GitHub - AlexMoreo/pydci: A Python implementation of the Distributional Correspondence Indexing algorithm (original) (raw)
Distributional Correspondence Indexing (DCI)
(A Python Implementation)
This python implementation of the Distributional Correspondence Indexig (DCI) for domain adaptation allows to replicate experiments for:
- Cross-domain adaptation (by Sentiment): using the MultiDomainSentiment (MDS) dataset
- Cross-lingual adaptation (by Sentiment): using the Webis-CLS-10 dataset
- Cross-domain adaptation (by Topic): using the Reuters, SRAA, and 20Newsgroups datasets
Publications
The main method is described in:
- Distributional Correspondence Indexing for Cross-Lingual and Cross-Domain Sentiment Classification. A Moreo, A Esuli, F Sebastiani, Journal of Artificial Intelligence Research 55, 131-163 pdf
- Distributional Correspondence Indexing for Cross-Language Text Categorization, A Esuli, A Moreo, Advances in Information Retrieval, 104-109 pdf
This implementation (pyDCI) is described and tested in :
- Revisiting distributional correspondence indexing: A Python reimplementation and new experiments, A Moreo, A Esuli, F Sebastiani, arXiv preprint arXiv:1810.09311 pdf
Extensions of DCI:
- Lost in Transduction: Transductive Transfer Learning in Text Classification, A Moreo, A Esuli, F Sebastiani, ACM Transactions on Knowledge Discovery from Data.

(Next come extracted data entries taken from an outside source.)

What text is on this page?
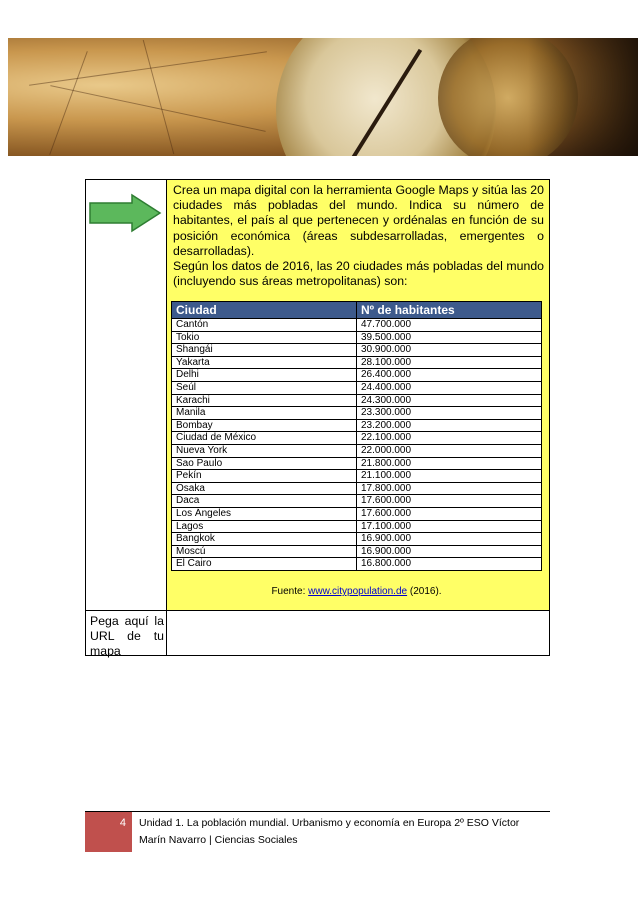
Crea un mapa digital con la herramienta Google Maps y sitúa las 20 ciudades más pobladas del mundo. Indica su número de habitantes, el país al que pertenecen y ordénalas en función de su posición económica (áreas subdesarrolladas, emergentes o desarrolladas).

Según los datos de 2016, las 20 ciudades más pobladas del mundo (incluyendo sus áreas metropolitanas) son:

Ciudad	Nº de habitantes
Cantón	47.700.000
Tokio	39.500.000
Shangái	30.900.000
Yakarta	28.100.000
Delhi	26.400.000
Seúl	24.400.000
Karachi	24.300.000
Manila	23.300.000
Bombay	23.200.000
Ciudad de México	22.100.000
Nueva York	22.000.000
Sao Paulo	21.800.000
Pekín	21.100.000
Osaka	17.800.000
Daca	17.600.000
Los Ángeles	17.600.000
Lagos	17.100.000
Bangkok	16.900.000
Moscú	16.900.000
El Cairo	16.800.000
Fuente: www.citypopulation.de (2016).
Pega aquí la URL de tu mapa
4 Unidad 1. La población mundial. Urbanismo y economía en Europa 2º ESO Víctor Marín Navarro | Ciencias Sociales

Forthcoming.
- Cross-lingual sentiment quantification, A Esuli, A Moreo, F Sebastiani, IEEE Intelligent Systems 35 (3), 106-114 pdf
- Transductive Distributional Correspondence Indexing for Cross-Domain Topic Classification, A Moreo, A Esuli, and F Sebastiani IIR. 2016. pdf
Other related publications in which DCI is used one way or another:
- Heterogeneous Document Embeddings for Cross-Lingual Text Classification, A Moreo, A Pedrotti, F Sebastiani, SAC 2021, 36th ACM Symposium On Applied Computing, Gwangju, KR, 685-688
- Funnelling: A New Ensemble Method for Heterogeneous Transfer Learning and Its Application to Cross-Lingual Text Classification, A Esuli, A Moreo, F Sebastiani, ACM Transactions on Information Systems (TOIS) 37 (3), 1-30 pdf
Requirements
This package has been tested with the following environment (though it might work with older versions too).
- Python 3.5.2
- Numpy 1.15.2
- Scipy 1.0.0
- Sklearn 0.19.1
- Pandas 0.20.3
- SVMlight (for transductive inference)
Replicate the experiments:
First, clone the repo by typing:
git clone https://github.com/AlexMoreo/pydci.git
There is one script devoted to reproduce each of the experiments reported in https://arxiv.org/abs/1810.09311. The scripts are very simple and they do not parse command line arguments. To replicate other configurations, just change some variables in the script (e.g., dcf= 'linear', or npivots = 900 to run PyDCI(linear) with 900 pivots) or create your own script. To replicate, e.g., the cross-domain adaptation experiments, simply run:
cd pydci/src
python cross_domain_sentiment.py
The script will download the dataset the first time it is invoked. The script produces a result CSV file containing the classification accuracy for each (source,target) domain combination (in the case of cross-domain, also for each fold), and some timings recorded during the execution (time took to extract pivots, to project the feature spaces, to fit the classifier, and to annotate test documents). A summary of the classification accuracy is displayed when it finishes. The order of appearance of the tasks is the common order followed by most papers, that is:
method DCI(cosine)
dataset task
MDS books dvd 0.8225
books electronics 0.8370
books kitchen 0.8430
dvd books 0.8345
dvd electronics 0.8545
dvd kitchen 0.8560
electronics books 0.8005
electronics dvd 0.8010
electronics kitchen 0.8780
kitchen books 0.8075
kitchen dvd 0.8060
kitchen electronics 0.8600
Grand Totals
method DCI(cosine)
dataset
MDS 0.833375
Transductive Adaptation:
A bunch of scripts have been added to replicate experiments using TDCI (the transductive variant of DCI for cross-lingual and cross-domain adaptation). Those scripts are marked with a "_transductive" postfix. SVMlight is required in order to make them work. The paper discussing this variant and the results is currently under review.